Course: COMP 762B – Modeling And Simulation

Topic: Reading/Presentation project

 

Selected Paper: TOWARDS A MULTI-VIEW MODELLING ENVIRONMENT FOR MECHATRONICS SYSTEMS

Source: Multi-View Modelling Environment for Mechatronics Systems.pdf

 

Abstract

The development of modern technical systems requires the close collaboration of various specialist teams and engineering disciplines. Even though working with the same system towards the same goal, developers from the different domains use their own specific tools, providing their own specific views of the system to be developed. For the successful integration of the efforts from each of these disciplines, the different views need to be appropriately integrated, preventing any inconsistencies and divergences from creeping into the system design. In this report, we present an approach to multi-view modeling which systematically integrates the two generally accepted complexity reduction techniques of hierarchical decomposition and multi-viewing. While these techniques are common practice in many modern design tools, the approach presented defines how the inter-view relationships can be used to tightly interweave the views’ hierarchies.

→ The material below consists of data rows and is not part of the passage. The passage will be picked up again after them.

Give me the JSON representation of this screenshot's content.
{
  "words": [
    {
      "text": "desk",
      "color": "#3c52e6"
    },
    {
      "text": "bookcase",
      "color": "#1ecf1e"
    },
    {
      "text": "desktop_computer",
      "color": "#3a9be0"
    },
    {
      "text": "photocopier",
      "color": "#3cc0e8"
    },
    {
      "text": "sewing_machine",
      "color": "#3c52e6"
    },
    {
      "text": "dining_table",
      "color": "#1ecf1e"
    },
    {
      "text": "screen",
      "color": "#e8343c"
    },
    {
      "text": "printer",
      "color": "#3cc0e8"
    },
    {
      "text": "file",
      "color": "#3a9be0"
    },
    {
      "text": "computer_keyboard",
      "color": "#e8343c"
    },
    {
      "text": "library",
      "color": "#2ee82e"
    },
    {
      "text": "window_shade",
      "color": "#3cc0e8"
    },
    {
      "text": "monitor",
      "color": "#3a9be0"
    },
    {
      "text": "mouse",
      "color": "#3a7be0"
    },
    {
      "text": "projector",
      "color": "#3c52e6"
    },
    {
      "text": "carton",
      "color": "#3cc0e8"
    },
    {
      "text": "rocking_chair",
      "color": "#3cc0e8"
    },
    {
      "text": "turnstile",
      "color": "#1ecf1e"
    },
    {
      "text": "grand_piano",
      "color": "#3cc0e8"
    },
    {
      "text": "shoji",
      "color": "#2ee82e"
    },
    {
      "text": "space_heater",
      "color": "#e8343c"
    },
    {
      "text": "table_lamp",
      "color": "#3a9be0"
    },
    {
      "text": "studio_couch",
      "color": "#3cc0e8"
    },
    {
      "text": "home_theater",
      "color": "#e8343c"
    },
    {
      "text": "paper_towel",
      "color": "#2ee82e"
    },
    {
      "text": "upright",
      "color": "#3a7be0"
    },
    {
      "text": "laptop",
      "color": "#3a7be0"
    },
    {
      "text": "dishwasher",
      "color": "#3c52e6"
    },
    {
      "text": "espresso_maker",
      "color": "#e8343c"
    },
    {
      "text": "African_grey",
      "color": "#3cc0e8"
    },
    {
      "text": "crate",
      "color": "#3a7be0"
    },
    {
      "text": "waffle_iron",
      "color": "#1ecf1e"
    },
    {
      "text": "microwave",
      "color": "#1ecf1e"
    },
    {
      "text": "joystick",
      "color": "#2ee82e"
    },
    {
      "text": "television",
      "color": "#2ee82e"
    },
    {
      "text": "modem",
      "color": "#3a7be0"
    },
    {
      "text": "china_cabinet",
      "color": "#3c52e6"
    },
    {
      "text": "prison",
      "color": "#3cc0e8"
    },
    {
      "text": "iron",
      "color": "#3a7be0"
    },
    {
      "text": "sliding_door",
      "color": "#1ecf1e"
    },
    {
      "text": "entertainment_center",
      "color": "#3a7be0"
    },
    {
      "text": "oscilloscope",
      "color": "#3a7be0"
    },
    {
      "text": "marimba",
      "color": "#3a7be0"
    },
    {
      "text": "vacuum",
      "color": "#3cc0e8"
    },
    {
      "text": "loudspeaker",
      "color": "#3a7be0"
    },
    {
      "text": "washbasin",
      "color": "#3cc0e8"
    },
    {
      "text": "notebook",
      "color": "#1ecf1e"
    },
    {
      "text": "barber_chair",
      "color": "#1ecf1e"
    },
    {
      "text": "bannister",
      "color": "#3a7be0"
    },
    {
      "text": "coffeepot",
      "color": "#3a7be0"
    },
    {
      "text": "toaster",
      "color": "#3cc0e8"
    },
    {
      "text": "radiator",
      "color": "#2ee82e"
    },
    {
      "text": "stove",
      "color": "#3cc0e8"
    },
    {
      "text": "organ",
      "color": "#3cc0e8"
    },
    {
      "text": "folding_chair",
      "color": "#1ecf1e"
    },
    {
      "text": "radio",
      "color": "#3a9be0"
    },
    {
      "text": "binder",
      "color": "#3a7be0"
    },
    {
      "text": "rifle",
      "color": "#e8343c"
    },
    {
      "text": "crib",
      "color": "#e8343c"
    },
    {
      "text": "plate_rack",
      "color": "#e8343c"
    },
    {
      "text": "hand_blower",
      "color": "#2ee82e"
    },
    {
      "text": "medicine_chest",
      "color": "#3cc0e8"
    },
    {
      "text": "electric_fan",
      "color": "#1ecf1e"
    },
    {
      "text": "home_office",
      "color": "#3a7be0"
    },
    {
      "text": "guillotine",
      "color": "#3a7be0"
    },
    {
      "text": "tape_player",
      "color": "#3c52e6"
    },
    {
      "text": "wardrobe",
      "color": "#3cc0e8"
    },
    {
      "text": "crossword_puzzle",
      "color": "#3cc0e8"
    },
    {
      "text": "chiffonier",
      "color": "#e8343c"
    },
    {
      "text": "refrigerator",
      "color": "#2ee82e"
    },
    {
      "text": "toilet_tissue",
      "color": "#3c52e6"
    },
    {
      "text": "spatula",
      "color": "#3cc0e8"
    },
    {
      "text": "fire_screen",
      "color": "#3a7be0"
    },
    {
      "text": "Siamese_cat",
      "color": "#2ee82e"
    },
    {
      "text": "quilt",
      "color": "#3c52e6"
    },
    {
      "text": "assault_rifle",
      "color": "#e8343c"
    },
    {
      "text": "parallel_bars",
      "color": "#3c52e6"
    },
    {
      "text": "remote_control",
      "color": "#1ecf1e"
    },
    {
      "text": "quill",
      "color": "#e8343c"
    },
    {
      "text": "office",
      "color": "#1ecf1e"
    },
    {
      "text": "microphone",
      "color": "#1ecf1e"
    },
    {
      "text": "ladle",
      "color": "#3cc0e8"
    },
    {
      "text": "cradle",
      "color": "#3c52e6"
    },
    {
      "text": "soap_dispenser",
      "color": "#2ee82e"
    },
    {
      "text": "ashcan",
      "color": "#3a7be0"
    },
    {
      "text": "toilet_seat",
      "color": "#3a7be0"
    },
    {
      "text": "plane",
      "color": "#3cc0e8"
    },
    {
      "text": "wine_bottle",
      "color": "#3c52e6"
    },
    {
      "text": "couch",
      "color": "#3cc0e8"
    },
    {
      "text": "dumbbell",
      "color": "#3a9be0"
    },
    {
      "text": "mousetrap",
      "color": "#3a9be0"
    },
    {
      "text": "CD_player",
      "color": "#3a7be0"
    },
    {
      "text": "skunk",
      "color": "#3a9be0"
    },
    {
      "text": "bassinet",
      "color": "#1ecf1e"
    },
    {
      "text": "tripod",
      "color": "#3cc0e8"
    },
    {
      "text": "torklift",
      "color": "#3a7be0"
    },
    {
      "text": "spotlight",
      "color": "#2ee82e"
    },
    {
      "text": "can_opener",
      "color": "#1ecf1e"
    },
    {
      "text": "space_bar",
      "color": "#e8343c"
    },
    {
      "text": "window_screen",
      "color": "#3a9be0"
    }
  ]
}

Through the use of a case study, model integration is investigated for the allocation of system functions onto the implementing hardware architecture. The resulting approach maintains the principle of hierarchical design within, as well as between the views, where allocation can be performed at arbitrary levels across the hardware and function hierarchies. The proposed approach promotes the independent development of the views, allowing developers from each discipline to work concurrently, yet providing support for a holistic view.

This provides a good basis for an information-sharing environment enabling model-based, multi-disciplinary development. While specific to the allocation of system functions to hardware, these mechanisms can be reused for the mapping of system functionality to the software architecture, or software to hardware allocation. The generalization of this work to cover other kinds of relations remains a challenge for future work.